Terminal value basically estimates/predicts the value of the company beyond the forecasted future cash flows. In simple words, you are finding the cash flows for the next few years and based on some growth rate, you will find the terminal value.
However, when forecasting the future cash flows, forecast only for a minimum of 5 to 10 years. Because if you predict for very long years, the results might be inaccurate(not correct). Besides that, the Terminal value is also used in the DCF model. It forms an important element of the DCF model.
Formula Of Terminal Value
Now that you know about the terminal value, let’s look at the formula of terminal value. Although they are two Terminal value calculation formula, you can use any of them. One formula is of Perpetuity method and the other is of Exit Multiple methods. The following are the terminal value calculation formulas. Let’s check it out.
- The formula of the Perpetuity method is;
Terminal Value = [FCF x (1 +g)]/ WACC – g
Here, FCF – “Future cash flows” in the final year
g – Long-term growth rate (Inflation)
WACC – Weighted average cost of capital
2. The formula of Exit Multiple Method is;
Terminal Value = Any Financial metric (EBITDA, EBIT) x Trading Multiple
Here, Financial metric – Usually EBITDA, EBIT, or Sales
Trading Multiple – Usually in (x times). For eg, EBITDA multiple: 10x times
Methods For Calculating The Terminal Value
Basically for calculating the terminal value, there are two methods. In terminal value, perpetuity method and exit multiple are the two methods widely used. The following are the two methods used in terminal value valuation. Let’s check it out.
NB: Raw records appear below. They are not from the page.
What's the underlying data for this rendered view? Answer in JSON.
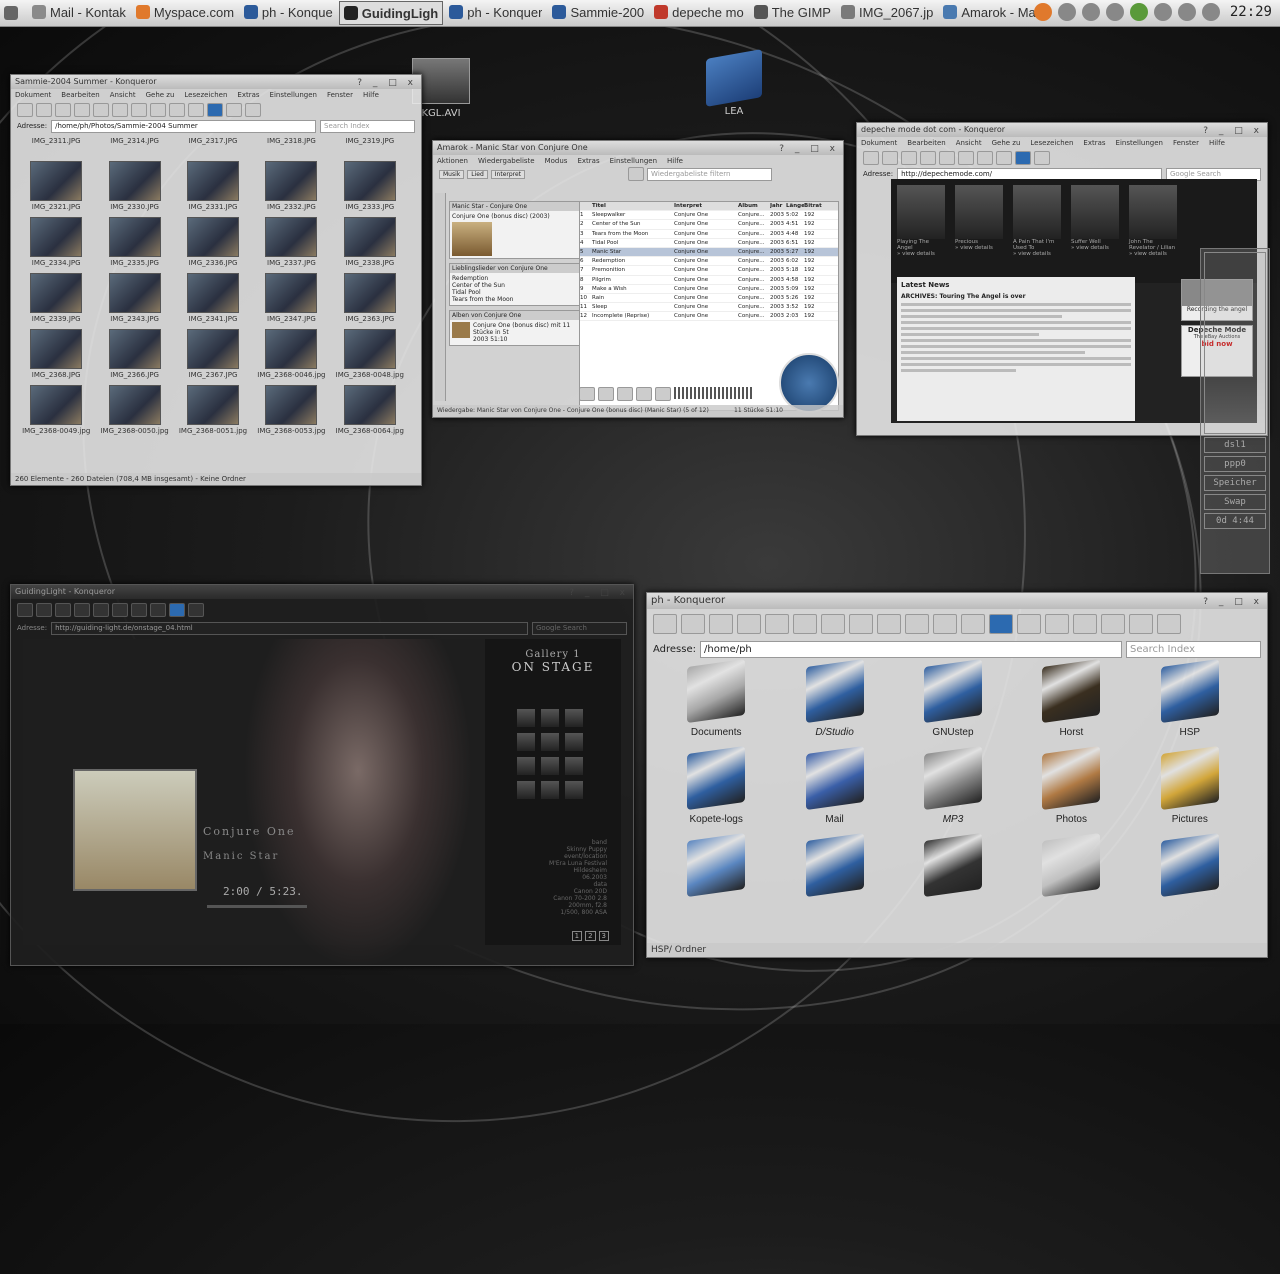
{
  "taskbar": {
    "tasks": [
      {
        "label": "Mail - Kontak",
        "color": "#8a8a8a"
      },
      {
        "label": "Myspace.com",
        "color": "#e0792c"
      },
      {
        "label": "ph - Konque",
        "color": "#2c5a9a"
      },
      {
        "label": "GuidingLigh",
        "color": "#222222",
        "active": true
      },
      {
        "label": "ph - Konquer",
        "color": "#2c5a9a"
      },
      {
        "label": "Sammie-200",
        "color": "#2c5a9a"
      },
      {
        "label": "depeche mo",
        "color": "#c0392b"
      },
      {
        "label": "The GIMP",
        "color": "#555555"
      },
      {
        "label": "IMG_2067.jp",
        "color": "#7a7a7a"
      },
      {
        "label": "Amarok - Ma",
        "color": "#4a7ab0"
      }
    ],
    "clock": "22:29"
  },
  "desktop_icons": [
    {
      "label": "KGL.AVI",
      "kind": "video"
    },
    {
      "label": "LEA",
      "kind": "folder"
    }
  ],
  "win_sammie": {
    "title": "Sammie-2004 Summer - Konqueror",
    "menu": [
      "Dokument",
      "Bearbeiten",
      "Ansicht",
      "Gehe zu",
      "Lesezeichen",
      "Extras",
      "Einstellungen",
      "Fenster",
      "Hilfe"
    ],
    "address_label": "Adresse:",
    "address": "/home/ph/Photos/Sammie-2004 Summer",
    "search_placeholder": "Search Index",
    "top_labels": [
      "IMG_2311.JPG",
      "IMG_2314.JPG",
      "IMG_2317.JPG",
      "IMG_2318.JPG",
      "IMG_2319.JPG"
    ],
    "thumbs": [
      "IMG_2321.JPG",
      "IMG_2330.JPG",
      "IMG_2331.JPG",
      "IMG_2332.JPG",
      "IMG_2333.JPG",
      "IMG_2334.JPG",
      "IMG_2335.JPG",
      "IMG_2336.JPG",
      "IMG_2337.JPG",
      "IMG_2338.JPG",
      "IMG_2339.JPG",
      "IMG_2343.JPG",
      "IMG_2341.JPG",
      "IMG_2347.JPG",
      "IMG_2363.JPG",
      "IMG_2368.JPG",
      "IMG_2366.JPG",
      "IMG_2367.JPG",
      "IMG_2368-0046.jpg",
      "IMG_2368-0048.jpg",
      "IMG_2368-0049.jpg",
      "IMG_2368-0050.jpg",
      "IMG_2368-0051.jpg",
      "IMG_2368-0053.jpg",
      "IMG_2368-0064.jpg"
    ],
    "status": "260 Elemente - 260 Dateien (708,4 MB insgesamt) - Keine Ordner"
  },
  "win_amarok": {
    "title": "Amarok - Manic Star von Conjure One",
    "menu": [
      "Aktionen",
      "Wiedergabeliste",
      "Modus",
      "Extras",
      "Einstellungen",
      "Hilfe"
    ],
    "tabs": [
      "Musik",
      "Lied",
      "Interpret"
    ],
    "filter_placeholder": "Wiedergabeliste filtern",
    "now_playing_header": "Manic Star - Conjure One",
    "now_playing_sub": "Conjure One (bonus disc) (2003)",
    "context_header2": "Lieblingslieder von Conjure One",
    "fav_tracks": [
      "Redemption",
      "Center of the Sun",
      "Tidal Pool",
      "Tears from the Moon"
    ],
    "context_header3": "Alben von Conjure One",
    "album_text": "Conjure One (bonus disc) mit 11 Stücke in 5t",
    "album_year": "2003",
    "album_time": "51:10",
    "columns": [
      "Titel",
      "Interpret",
      "Album",
      "Jahr",
      "Länge",
      "Bitrate"
    ],
    "tracks": [
      {
        "n": "1",
        "title": "Sleepwalker",
        "artist": "Conjure One",
        "album": "Conjure...",
        "year": "2003",
        "len": "5:02",
        "br": "192"
      },
      {
        "n": "2",
        "title": "Center of the Sun",
        "artist": "Conjure One",
        "album": "Conjure...",
        "year": "2003",
        "len": "4:51",
        "br": "192"
      },
      {
        "n": "3",
        "title": "Tears from the Moon",
        "artist": "Conjure One",
        "album": "Conjure...",
        "year": "2003",
        "len": "4:48",
        "br": "192"
      },
      {
        "n": "4",
        "title": "Tidal Pool",
        "artist": "Conjure One",
        "album": "Conjure...",
        "year": "2003",
        "len": "6:51",
        "br": "192"
      },
      {
        "n": "5",
        "title": "Manic Star",
        "artist": "Conjure One",
        "album": "Conjure...",
        "year": "2003",
        "len": "5:27",
        "br": "192",
        "sel": true
      },
      {
        "n": "6",
        "title": "Redemption",
        "artist": "Conjure One",
        "album": "Conjure...",
        "year": "2003",
        "len": "6:02",
        "br": "192"
      },
      {
        "n": "7",
        "title": "Premonition",
        "artist": "Conjure One",
        "album": "Conjure...",
        "year": "2003",
        "len": "5:18",
        "br": "192"
      },
      {
        "n": "8",
        "title": "Pilgrim",
        "artist": "Conjure One",
        "album": "Conjure...",
        "year": "2003",
        "len": "4:58",
        "br": "192"
      },
      {
        "n": "9",
        "title": "Make a Wish",
        "artist": "Conjure One",
        "album": "Conjure...",
        "year": "2003",
        "len": "5:09",
        "br": "192"
      },
      {
        "n": "10",
        "title": "Rain",
        "artist": "Conjure One",
        "album": "Conjure...",
        "year": "2003",
        "len": "5:26",
        "br": "192"
      },
      {
        "n": "11",
        "title": "Sleep",
        "artist": "Conjure One",
        "album": "Conjure...",
        "year": "2003",
        "len": "3:52",
        "br": "192"
      },
      {
        "n": "12",
        "title": "Incomplete (Reprise)",
        "artist": "Conjure One",
        "album": "Conjure...",
        "year": "2003",
        "len": "2:03",
        "br": "192"
      }
    ],
    "status": "Wiedergabe: Manic Star von Conjure One - Conjure One (bonus disc) (Manic Star) (5 of 12)",
    "status_right": "11 Stücke  51:10"
  },
  "win_depeche": {
    "title": "depeche mode dot com - Konqueror",
    "menu": [
      "Dokument",
      "Bearbeiten",
      "Ansicht",
      "Gehe zu",
      "Lesezeichen",
      "Extras",
      "Einstellungen",
      "Fenster",
      "Hilfe"
    ],
    "address_label": "Adresse:",
    "address": "http://depechemode.com/",
    "search_placeholder": "Google Search",
    "strip": [
      {
        "caption": "Playing The Angel",
        "sub": "» view details"
      },
      {
        "caption": "Precious",
        "sub": "» view details"
      },
      {
        "caption": "A Pain That I'm Used To",
        "sub": "» view details"
      },
      {
        "caption": "Suffer Well",
        "sub": "» view details"
      },
      {
        "caption": "John The Revelator / Lilian",
        "sub": "» view details"
      }
    ],
    "news_title": "Latest News",
    "news_first": "ARCHIVES: Touring The Angel is over",
    "ad1": "Recording the angel",
    "ad2_title": "Depeche Mode",
    "ad2_sub": "The eBay Auctions",
    "ad2_cta": "bid now"
  },
  "win_guiding": {
    "title": "GuidingLight - Konqueror",
    "address_label": "Adresse:",
    "address": "http://guiding-light.de/onstage_04.html",
    "search_placeholder": "Google Search",
    "gallery_label": "Gallery 1",
    "gallery_title": "ON STAGE",
    "artist": "Conjure One",
    "song": "Manic Star",
    "time_now": "2:00",
    "time_sep": "/",
    "time_total": "5:23.",
    "meta_lines": [
      "band",
      "Skinny Puppy",
      "event/location",
      "M'Era Luna Festival",
      "Hildesheim",
      "06.2003",
      "data",
      "Canon 20D",
      "Canon 70-200 2.8",
      "200mm, f2.8",
      "1/500, 800 ASA"
    ],
    "pages": [
      "1",
      "2",
      "3"
    ]
  },
  "win_ph": {
    "title": "ph - Konqueror",
    "address_label": "Adresse:",
    "address": "/home/ph",
    "search_placeholder": "Search Index",
    "folders": [
      {
        "label": "Documents",
        "color": "#a8a8a8"
      },
      {
        "label": "D/Studio",
        "color": "#2f5fa0",
        "italic": true
      },
      {
        "label": "GNUstep",
        "color": "#2f5fa0"
      },
      {
        "label": "Horst",
        "color": "#3a2f20"
      },
      {
        "label": "HSP",
        "color": "#2f5fa0"
      },
      {
        "label": "Kopete-logs",
        "color": "#2f5fa0"
      },
      {
        "label": "Mail",
        "color": "#3a5fa8"
      },
      {
        "label": "MP3",
        "color": "#888888",
        "italic": true
      },
      {
        "label": "Photos",
        "color": "#b07a44"
      },
      {
        "label": "Pictures",
        "color": "#d2a63a"
      },
      {
        "label": "",
        "color": "#5a86c0"
      },
      {
        "label": "",
        "color": "#2f5fa0"
      },
      {
        "label": "",
        "color": "#333333"
      },
      {
        "label": "",
        "color": "#c0c0c0"
      },
      {
        "label": "",
        "color": "#2f5fa0"
      }
    ],
    "status": "HSP/  Ordner"
  },
  "monitor": {
    "cells": [
      "dsl1",
      "ppp0",
      "Speicher",
      "Swap",
      "0d  4:44"
    ]
  }
}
Perpetuity basically means that the flow of cash is infinite. In finance, Perpetuity means that there is a constant flow of cash through the end of the period. The Perpetuity method is also called as “Gordon Growth Model“. This model is basically named after Myron Gordan. He was an economist at the University of Toronto. Thus, he worked on a formula in the late 1950s. Using Perpetuity, terminal value can be calculated. In terminal value calculation, formula through the Perpetuity method is,
Terminal value = [FCF x (1 + g)] / (WACC – g)
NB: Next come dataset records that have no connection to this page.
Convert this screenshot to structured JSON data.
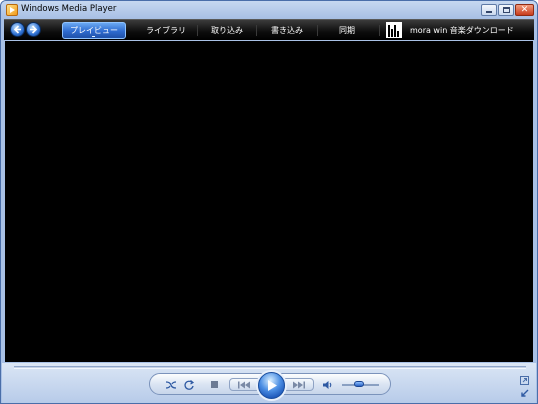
{
  "window": {
    "title": "Windows Media Player"
  },
  "titlebar": {
    "minimize_icon": "minimize-icon",
    "maximize_icon": "maximize-icon",
    "close_icon": "close-icon",
    "close_glyph": "✕"
  },
  "nav": {
    "back_icon": "back-arrow-icon",
    "forward_icon": "forward-arrow-icon",
    "tabs": [
      {
        "label": "プレイビュー",
        "active": true
      },
      {
        "label": "ライブラリ",
        "active": false
      },
      {
        "label": "取り込み",
        "active": false
      },
      {
        "label": "書き込み",
        "active": false
      },
      {
        "label": "同期",
        "active": false
      }
    ],
    "store_logo_icon": "mora-logo-icon",
    "store_label": "mora win 音楽ダウンロード"
  },
  "playback": {
    "shuffle_icon": "shuffle-icon",
    "repeat_icon": "repeat-icon",
    "stop_icon": "stop-icon",
    "previous_icon": "previous-icon",
    "play_icon": "play-icon",
    "next_icon": "next-icon",
    "mute_icon": "volume-icon",
    "volume_level": 0.45,
    "fullscreen_icon": "fullscreen-icon",
    "compact_mode_icon": "compact-mode-icon"
  },
  "colors": {
    "accent": "#2e6bcf",
    "video_background": "#000000",
    "navbar_background": "#0d0d0d"
  }
}
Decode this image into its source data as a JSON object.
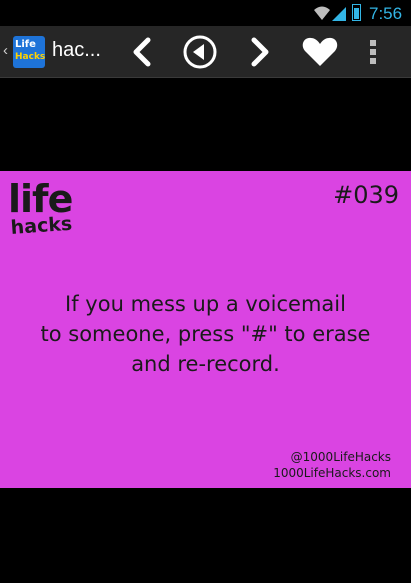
{
  "status_bar": {
    "time": "7:56",
    "icons": [
      "wifi-icon",
      "signal-icon",
      "battery-icon"
    ],
    "accent_color": "#33b5e5"
  },
  "action_bar": {
    "app_logo_lines": [
      "Life",
      "Hacks"
    ],
    "title": "hac...",
    "buttons": [
      "previous",
      "play",
      "next",
      "favorite",
      "overflow-menu"
    ]
  },
  "card": {
    "background_color": "#da44e2",
    "brand_life": "life",
    "brand_hacks": "hacks",
    "number": "#039",
    "hack_lines": [
      "If you mess up a voicemail",
      "to someone, press \"#\" to erase",
      "and re-record."
    ],
    "handle": "@1000LifeHacks",
    "website": "1000LifeHacks.com"
  }
}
Here, FCF means “Final Projected cash flow“. G means the “Long-term growth rate” of the company. The rate at which the company is bound to grow. A terminal growth rate is usually based on the long inflation rate. But it is not higher than the historical GDP growth rate. WACC is the Weighted Average Cost of Capital. You will have to calculate WACC for the company.
Exit Multiple Model
This is another way of calculating the terminal value of a company or an investment. It assumes that the life of the asset is finite. This method is often used when a company is getting acquired by another firm. The formula for calculating terminal value through the Exit multiple methods is;
TV = Financial metric (EBITDA or other) ✕ trading multiple
The formula basically multiples the financial metric to a trading multiple. Now, financial items can be any major item from the financial statements like EBITDA, EBIT, Sales, etc. Whereas, the Trading multiple is an “Average of the recent exit multiples of similar companies“. But, what is Exit multiple? Exit multiple can be any major item or ratio. For eg; EV/EBITDA, EV/EBIT, EV/Sales, P/E ratios, etc. In the next section of the article, we will see an example of how to find the terminal value.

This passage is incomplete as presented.